Целую неделю я съедал ежедневно только по двести граммов хлеба, пятьсот шло на продажу. Перья прибывали в жестянке. Мне доставляло удовольствие встряхивать их, слушать, как они шелестят и громыхают.
Деньги, пожертвованные ребятами на покупку валенок и брюк для Васи, я не трогал: з а к о н!
Напоследок я решил прикупить крошечных чертежных перышек у запасливой Матрены Колдуновой, она пообещала взять с меня милостиво — по два рубля за перо.
Глава двенадцатая
Мастер отдал старосте талоны на ужин и ушел домой.
Ужинали мы первыми. Захватили стол напротив раздатки, откуда горько, но соблазнительно пахло хлопковым маслом.
Я боялся опоздать на базар, поэтому мгновенно выхлебал из железной луженой тарелки вермишелевый суп и съел из глиняного черепка картошку. Засовывая за пазуху пайку, выбежал на крыльцо столовой. Чуть не столкнулся лоб в лоб с Костей Кукурузиным.

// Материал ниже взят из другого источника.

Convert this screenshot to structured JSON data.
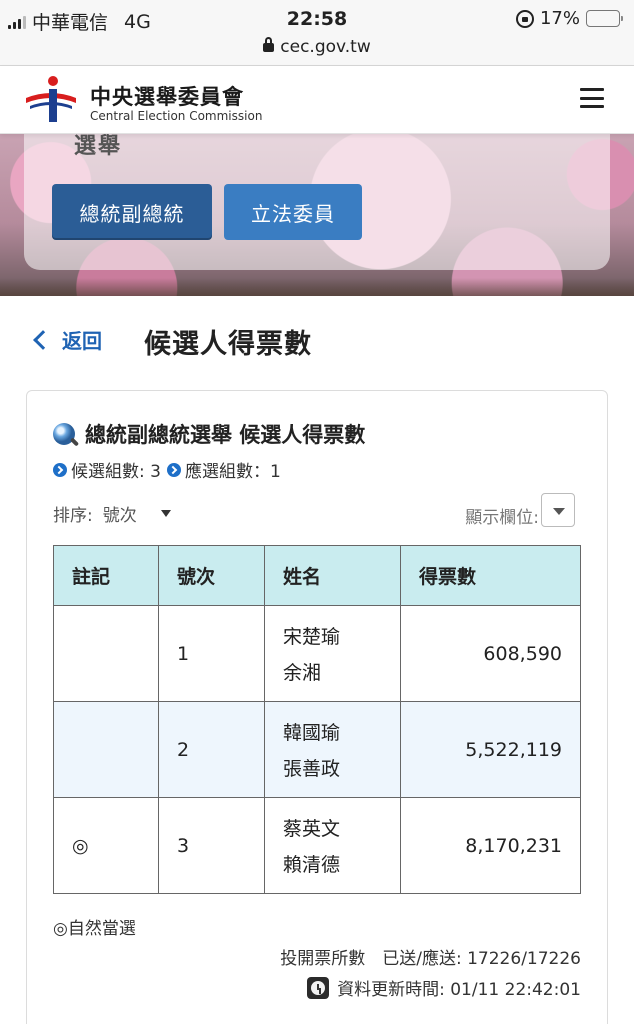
{
  "status_bar": {
    "carrier": "中華電信",
    "network": "4G",
    "time": "22:58",
    "url": "cec.gov.tw",
    "battery_text": "17%",
    "battery_level": 0.17,
    "battery_color": "#ff2a2a"
  },
  "header": {
    "org_name_zh": "中央選舉委員會",
    "org_name_en": "Central Election Commission",
    "menu_icon": "hamburger-menu-icon"
  },
  "banner": {
    "cut_text": "選舉",
    "buttons": [
      {
        "label": "總統副總統",
        "color": "#2b5d96"
      },
      {
        "label": "立法委員",
        "color": "#3a7dc2"
      }
    ]
  },
  "nav": {
    "back_label": "返回",
    "page_title": "候選人得票數"
  },
  "card": {
    "title": "總統副總統選舉 候選人得票數",
    "candidate_groups_label": "候選組數: 3",
    "elected_groups_label": "應選組數：1",
    "sort_label": "排序:",
    "sort_value": "號次",
    "columns_label": "顯示欄位:",
    "table": {
      "headers": [
        "註記",
        "號次",
        "姓名",
        "得票數"
      ],
      "header_color": "#c9ecef",
      "rows": [
        {
          "mark": "",
          "number": "1",
          "name1": "宋楚瑜",
          "name2": "余湘",
          "votes": "608,590"
        },
        {
          "mark": "",
          "number": "2",
          "name1": "韓國瑜",
          "name2": "張善政",
          "votes": "5,522,119"
        },
        {
          "mark": "◎",
          "number": "3",
          "name1": "蔡英文",
          "name2": "賴清德",
          "votes": "8,170,231"
        }
      ]
    },
    "legend_note": "◎自然當選",
    "stations_label": "投開票所數　已送/應送: 17226/17226",
    "update_label": "資料更新時間: 01/11 22:42:01"
  }
}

— Куда торопишься, Серега?
— На базар. Пайку продавать.
— И мне надо на базар. Подождешь?
— Загнать не успею, Константин Владимирович.
— Тогда дуй. Между прочим, перестань навеличивать.

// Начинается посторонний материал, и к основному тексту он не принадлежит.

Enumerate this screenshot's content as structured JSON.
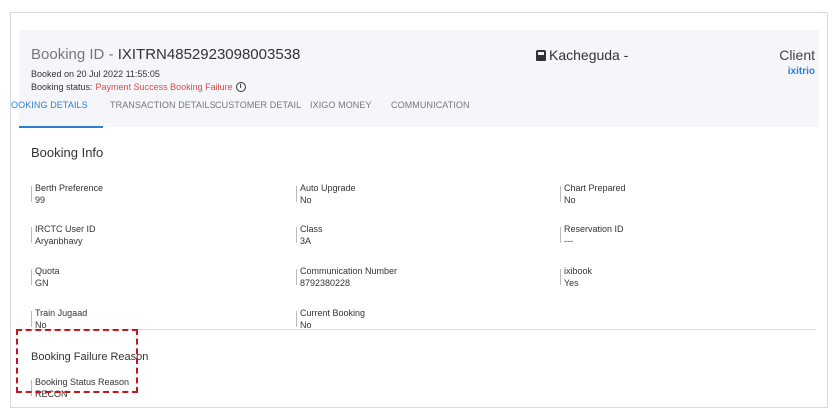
{
  "header": {
    "booking_id_label": "Booking ID - ",
    "booking_id": "IXITRN4852923098003538",
    "booked_on": "Booked on 20 Jul 2022 11:55:05",
    "status_label": "Booking status: ",
    "status_value": "Payment Success Booking Failure",
    "train_station": "Kacheguda -",
    "client_label": "Client",
    "client_value": "ixitrio"
  },
  "tabs": [
    {
      "label": "OOKING DETAILS"
    },
    {
      "label": "TRANSACTION DETAILS"
    },
    {
      "label": "CUSTOMER DETAIL"
    },
    {
      "label": "IXIGO MONEY"
    },
    {
      "label": "COMMUNICATION"
    }
  ],
  "booking_info": {
    "title": "Booking Info",
    "fields": [
      {
        "label": "Berth Preference",
        "value": "99"
      },
      {
        "label": "Auto Upgrade",
        "value": "No"
      },
      {
        "label": "Chart Prepared",
        "value": "No"
      },
      {
        "label": "IRCTC User ID",
        "value": "Aryanbhavy"
      },
      {
        "label": "Class",
        "value": "3A"
      },
      {
        "label": "Reservation ID",
        "value": "---"
      },
      {
        "label": "Quota",
        "value": "GN"
      },
      {
        "label": "Communication Number",
        "value": "8792380228"
      },
      {
        "label": "ixibook",
        "value": "Yes"
      },
      {
        "label": "Train Jugaad",
        "value": "No"
      },
      {
        "label": "Current Booking",
        "value": "No"
      }
    ]
  },
  "failure": {
    "title": "Booking Failure Reason",
    "label": "Booking Status Reason",
    "value": "RECON"
  },
  "colors": {
    "accent": "#2f7fd0",
    "status_error": "#e04a4a",
    "highlight": "#c0191f"
  }
}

Рынок разбросан был от самой подошвы до вершины крупного шишковатого холма. Я должен был продраться сквозь барахолку к макушке холма, окруженной парикмахерскими, мастерскими часовщиков, сапожников, жестянщиков, лавками утильщиков.
— Ка-ан-чай ба-зар! — кричал старшина милиции Вахитов.
Кричал он протяжно, как мулла с минарета. Он будто бы и не замечал людей, гомонивших вокруг и опасливо-почтительно расступившихся перед ним; между тем в его, казалось бы, незрячих глазах оставались, как рыбы в мелкоячеистой сети, все, в ком он угадывал по одежде, жестам, мимике воров, барыг, шпану, шаромыжников. Он прямо-таки протравливал преступный мир. Его пытались отправить к аллаху — стреляли, резали, топтали. Живучесть Вахитова приводила в панику жулье, потрясала хирургов. Летом ему всадили в живот медвежью пулю. Весь город говорил: «Теперь Вахитову каюк», — однако поздней осенью он опять появился на базаре, кряжистый, прямой, как раньше, и ходил по земле на своих наезднически-кривых ногах легко и прочно.
Толкучка еще густо роилась, но ее постоянные обитатели — п р о п и с а н н ы е н а р ы н к е, как говорили о них, — поторапливались, чтобы не раздражать вездесущего Вахитова.
Однорукий и припадочный художник-кустарь скатывал на колене холсты, на которых глянцевели жаркие кони, пришпориваемые стройными всадниками, или краснощекие, в цветастых сарафанах бабы.
Широколобый мужчина по фамилии Кырмызы, называвший себя электротехником и хваставший своей редкой национальностью, которая даже в учебнике не упоминается (он был гагауз), складывал железные ножки штатива, на котором кубастился затянутый в черный чехол деревянный ящик с индуктором. Целыми днями гагауз Кырмызы торчал возле этой машинки, приглашая продающий и покупающий люд погреться электричеством.
— Эй, иди к динамо. Не пойдешь — воспаление легких. Крутну динамо — костер в тебе разожгу. От водки такой костер не горит. Иди! Три рубля — и как волчью доху набросишь.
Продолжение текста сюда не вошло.